On Wednesday, my final copy of The Oregonian was delivered. I will miss reading the newspaper.
Even though it has dwindled down to nearly nothing over the past four or five years. Even though the quality of the writing has suffered and the editorial choices gotten worse. The dying of print has saddened and irritated me, and yet in my codependent way I have continued reading it because I could not pull myself away. The occasional tasty crumb was better than doing without.
I have read the newspaper daily, or on as many days as it has been delivered, for the better part of four decades. I love the exposure to a wider world and the stimulation of being informed about current events - both locally and in the greater community. I love the simple ritual of sitting in my soft sofa nest, feet up on the leather ottoman, coffee cup at my side, settling in for a good read.
The landscape is familiar. The Internet is a vast, roiling, living tessellation of knowledge, splitting like cancer cells faster than we can know. It has captivated society's open-mouthed stare. Why sit and read a stodgy old newsprint when you can google what you need to know? There are limitless websites catering to every taste and concern. You can read until your eyes shutter. Or better yet, listen to podcasts, watch YouTube. What could print media offer that would begin to compare?
The old fashioned print newspaper, delivered right to a person's front door, has served as a concierge. A boutique service, local and unique as the DNA of a region's soil. It has been a curated blend of writing that is refreshed daily, spilling out a new combination of news, opinion, analysis, entertainment and learning day after day after day.
I remember when the Los Angeles Times was a journalistic feast. Every. Single. Day. I remember when The Oregonian had actual meat and muscle on its bones.
Nevermind, there's a good film showing tonight where they hang everybody who can read or write. Oh that could never happen here! But then again it might...
Yesterday I heard a woman call in to a radio talk show. She said, "And I turned on the news to see if we're still alive..." I like it. Well, the TV news might tell you if you're still alive. But the daily newspaper reassures you that you still have a brain. And a working one at that. I will miss that regular check-in.
It's the college costs of course. Canceling the $48 we pay every eight weeks for The Oregonian delivery is just another nickel in the stack meant to add up so we can send that fat check to Pacific Lutheran University several times a year. It is a painful little sacrifice. A symbol of our resolve. And the pathway has been well paved by The Oregon Media Group. It has weaned us well.
Disappearing news. Almost no commentary. Features AWOL. In depth stories? *crickets* The physical publication is a shadow of its former health and heft. The 2013 formatting change is awkward, rendering the publication difficult to read. Both the size and the bizarro nesting of sections make for constant distraction. Did I mention that now the paper is only delivered four of seven days? While the delivery price has increased? They could not have shown me the door any more expertly, now could they have?

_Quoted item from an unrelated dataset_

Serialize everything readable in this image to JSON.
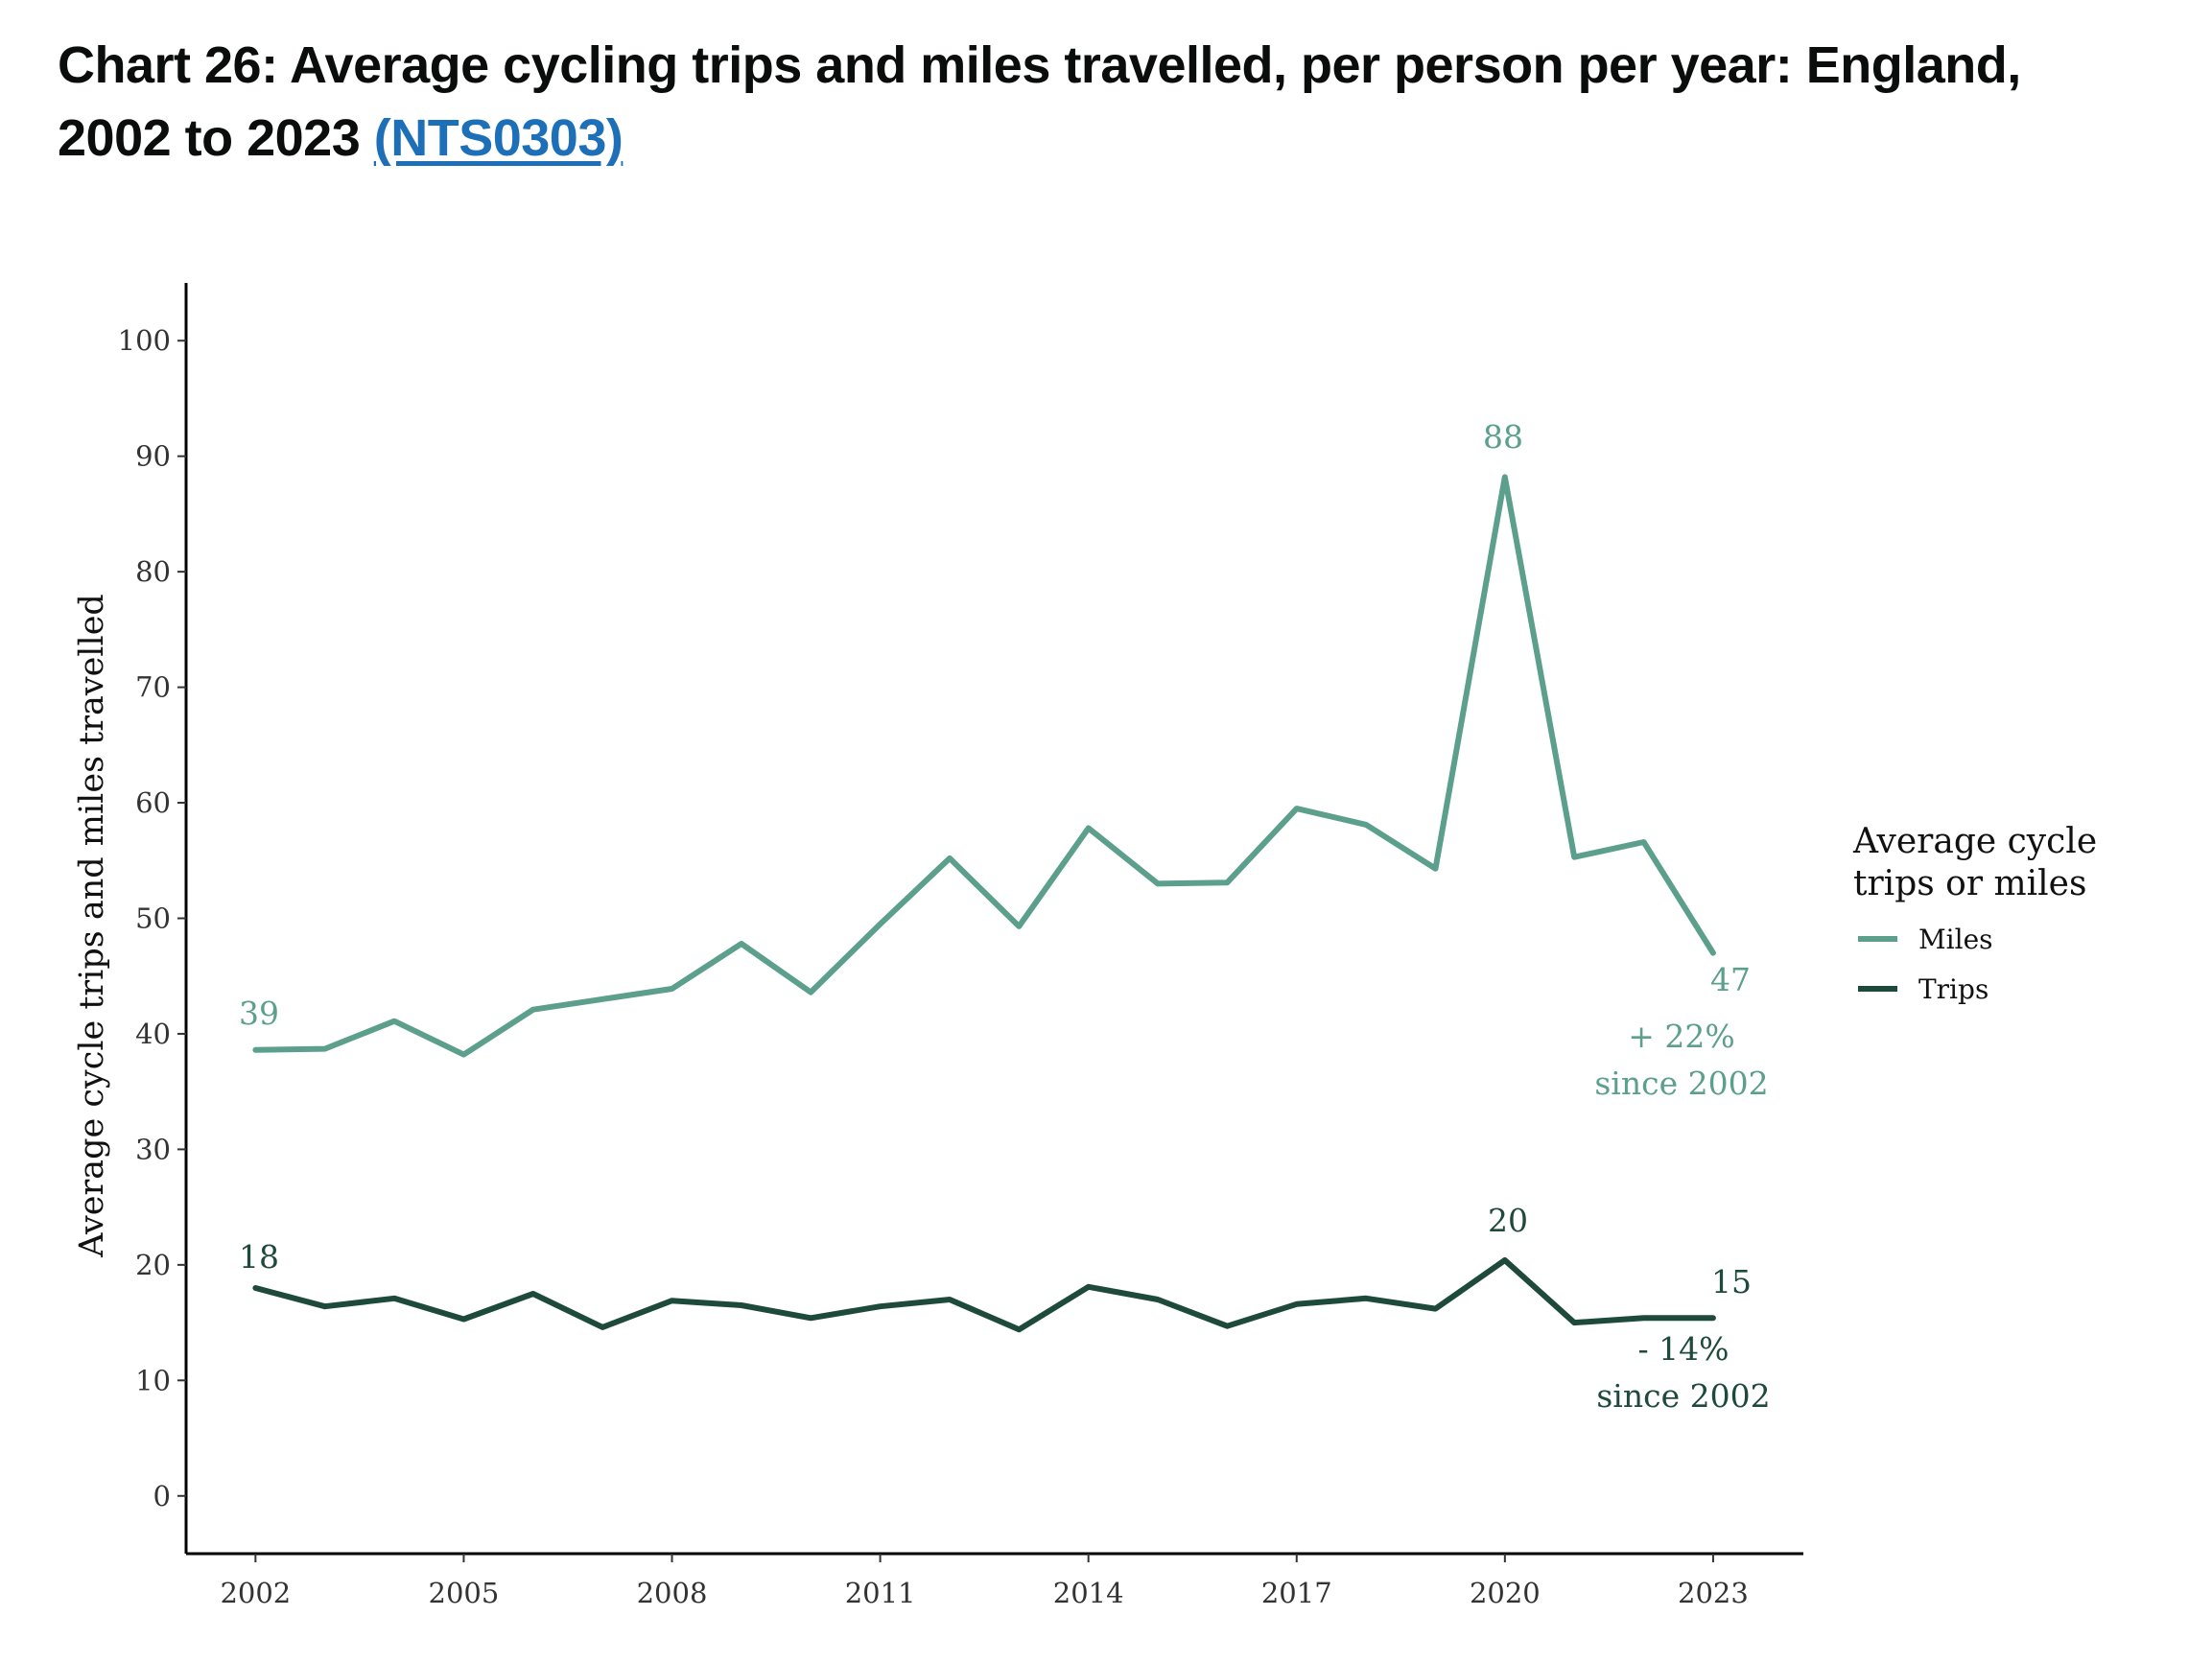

So I bid adieu to the front page assault on public schools. To head-scratching decisions to hide a fascinating crime story on the innermost page and reduce its human interest and pathos to one or two tell-nothing paragraphs. Goodbye to endless drama about marijuana's legalization and the sweep of gay marriage across the country and world. To a school shooting here and a beheading there. Adios to the tattling on political wrangling and chicanery, tawdry wickedness in high places. To the stories about the police, who it appears can do nothing right. And the coverage of movies and television fare that has never made sense to me. (Reading the news to find out what I am choosing not to watch on TV?)
But that's just the bitterness talking. I will dearly miss Joseph Rose, Carolyn Hax, the Beaverton Leader. The poor, now emaciated Home and Garden Section, the Food Day recipes that still shine despite their rare appearance. I grieve the loss of the People's Pharmacy and Ask Amy's wisdom. My beloved Comics page. I long ago cried my tears over the layoffs and goodbyes to Margie Boule, Dylan Rivera, Chelsea Cain, Dulcy Maher, David Biespiel and other fine writers.
The Oregonian's Travel features have propelled me to visit Crater Lake, the Wallowas, Oahu and the Oregon Coast. How many restaurants did we come to love after reading about them first in A&E? How will I know know when Death Cab for Cutie is in town? Or which Oregon Symphony concert is a must-attend? Which of the best-sellers is the one to read next? I will not be the same for missing out on local news. I love the political commentary spanning the length of the spectrum, and always read most or all of the letters to the editor. A pulse upon the world. One I don't want to do away with.
So boo hoo!
When the most thorough news is produced by the Daily Mail UK, the degeneration is clear. The quotidian standard of literacy has diminished in an alarming slide. The societal attention span shrunk to the length and content of a TV soundbite or a Twitter dispatch. Even since turning our collective back on paper, the erosion of verbiage continues online. We are abandoning online articles, blogs and email for Instagram, Snapchat, Pinterest and Twitter. Words? Not necessary!
The literary air is getting thin and I just threw away my busted oxygen tank. Evolution is moving too fast for me.
First to fall over when the atmosphere is less than perfect. Your sensibilities are shaken by the slightest defect. You live your life like a canary in a coal mine. You get so dizzy even walking in a straight line.